Security Business Bank, in turn, appreciates the opportunity to be able to provide O’Neill and others with the capital needed to grow their businesses.
“Security Business Bank has a vibrant portfolio of small business entrepreneurs, which is growing rapidly as we head into 2011,” said Rodeno. “Our SBA lending team is expert in vetting entrepreneurial concepts, navigating the complex SBA regulations and pairing companies with the loan products needed to grow their businesses. As a community business bank, we’re in the trenches with our local small business clients, rolling up our sleeves, creating sound strategies, and supporting economic growth.”
Security Business Bank operates three San Diego locations including Downtown, Carmel Valley and Carlsbad offices. In September the bank hired the founders of the Bank of Escondido to open a fourth Security Business Bank branch in that area.
Other banks that cater to small businesses do so without participating in SBA programs. Among these are San Diego Trust, which serves small- to mid-sized companies through a range of direct lending products and lines of credit.
“The key is to get to know and understand clients. It is so challenging, because these are challenging times, but you have to understand your clients because they will be impacted. We ride out the storm with them, help them get through it,” said San Diego Trust’s Perry.

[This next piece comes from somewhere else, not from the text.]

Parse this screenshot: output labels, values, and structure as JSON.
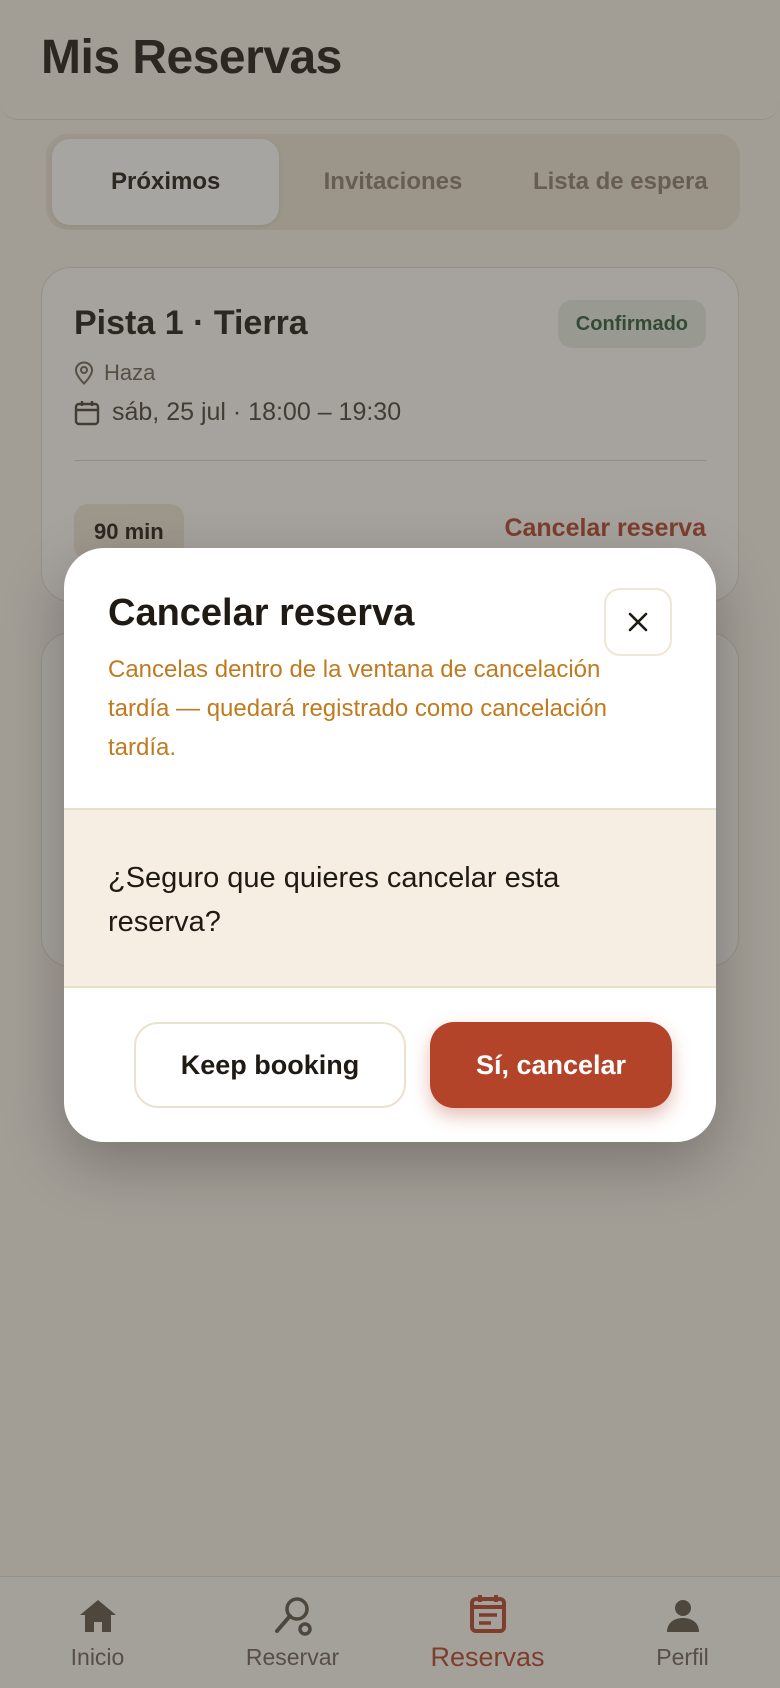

Perry reports that San Diego Trust is doing well, approaching $200 million in assets, and recently posting 25 consecutive quarterly profits. The bank has branches in Bankers Hill and Encinitas, and, most recently, Point Loma. He correlates the bank’s success to not being held to the same constraints as larger banks.
“Big banks are very standardized. If you don’t fit inside the box you don’t get financing,” said Perry. “Community banks don’t operate within those types of criteria. We look at each loan on its own merit and customize to the financial needs of that particular client. We are able to do so because we are not looking to package up and sell off loans to secondary markets. We keep everything for our own portfolio.”